Characteristics of Vertical Velocity Fluctuations in a Convective Urban Boundary Layer

Abstract

Vertical air motions within the convective boundary layer over Toronto, Canada, have been observed using a monostatic Doppler echosonde. Data were acquired on cloudless days with strong insolation and light winds, when turbulence dynamics were dominated by buoyancy. Data were analyzed only for time periods with nearly constant wind and mixed-layer depth. Scaling parameters of mixed-layer similarity theory were estimated from the amplitude of the acoustic echo. Minimum urban fetch was 7.5 times the boundary-layer depth. Nondimensional mean vertical profiles of vertical velocity variance, and of its vertical turbulent transport, of the dissipation rate of turbulence kinetic energy, and of the spectrum of vertical velocity were computed.
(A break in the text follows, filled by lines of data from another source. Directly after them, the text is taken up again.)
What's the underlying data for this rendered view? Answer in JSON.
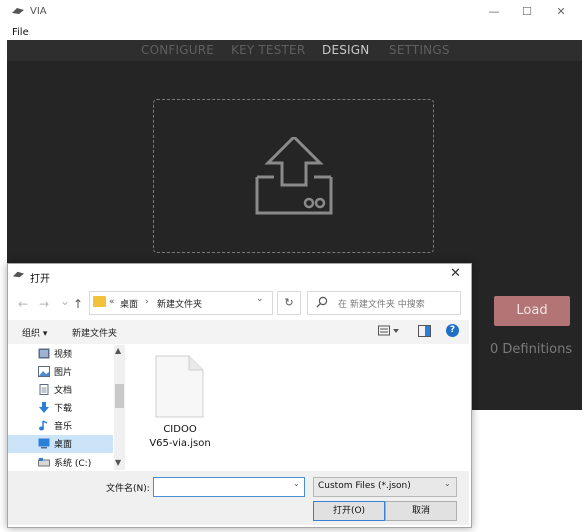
{
  "via_window": {
    "title": "VIA",
    "menu": [
      "File"
    ],
    "window_controls": [
      "—",
      "☐",
      "✕"
    ],
    "tabs": [
      {
        "label": "CONFIGURE",
        "active": false
      },
      {
        "label": "KEY TESTER",
        "active": false
      },
      {
        "label": "DESIGN",
        "active": true
      },
      {
        "label": "SETTINGS",
        "active": false
      }
    ],
    "upload_icon": "upload-icon",
    "load_button": "Load",
    "definitions": "0 Definitions",
    "colors": {
      "background": "#252525",
      "load_button": "#b27474"
    }
  },
  "dialog": {
    "title": "打开",
    "close": "✕",
    "nav": {
      "back": "←",
      "forward": "→",
      "recent": "⌄",
      "up": "↑"
    },
    "address": {
      "prefix": "«",
      "crumb1": "桌面",
      "sep": "›",
      "crumb2": "新建文件夹",
      "chevron": "⌄"
    },
    "refresh": "↻",
    "search_placeholder": "在 新建文件夹 中搜索",
    "toolbar": {
      "organize": "组织 ▾",
      "new_folder": "新建文件夹",
      "help": "?"
    },
    "sidebar": [
      {
        "label": "视频",
        "icon": "video-icon",
        "selected": false
      },
      {
        "label": "图片",
        "icon": "picture-icon",
        "selected": false
      },
      {
        "label": "文档",
        "icon": "document-icon",
        "selected": false
      },
      {
        "label": "下载",
        "icon": "download-icon",
        "selected": false
      },
      {
        "label": "音乐",
        "icon": "music-icon",
        "selected": false
      },
      {
        "label": "桌面",
        "icon": "desktop-icon",
        "selected": true
      },
      {
        "label": "系统 (C:)",
        "icon": "drive-icon",
        "selected": false
      }
    ],
    "files": [
      {
        "name_line1": "CIDOO",
        "name_line2": "V65-via.json",
        "icon": "file-icon"
      }
    ],
    "filename_label": "文件名(N):",
    "filename_value": "",
    "file_type": "Custom Files (*.json)",
    "open_button": "打开(O)",
    "cancel_button": "取消"
  }
}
These data support the validity of mixed-layer similarity theory in flow over an urbanized, inhomogeneous land surface, and thus suggest that adjustment to boundary changes in a convective layer is rapid (relaxation time less than about four times the convective scaling time). Indications of the importance, even during light winds, of turbulence generated by urban surface roughness were found in the large magnitude and high frequency of the peak in the variance spectrum. Vertical motions were vertically coherent, in the form of updrafts and downdrafts, and the alongstream dimensions of these currents were log-normal in distribution. Mean dimensions scaled with the mixed-layer depth, and the median updraft separation lay close to the wavelength at the spectral peak. No representative updraft profile or cross section could be isolated because of large stochastic fluctuations in plume structure.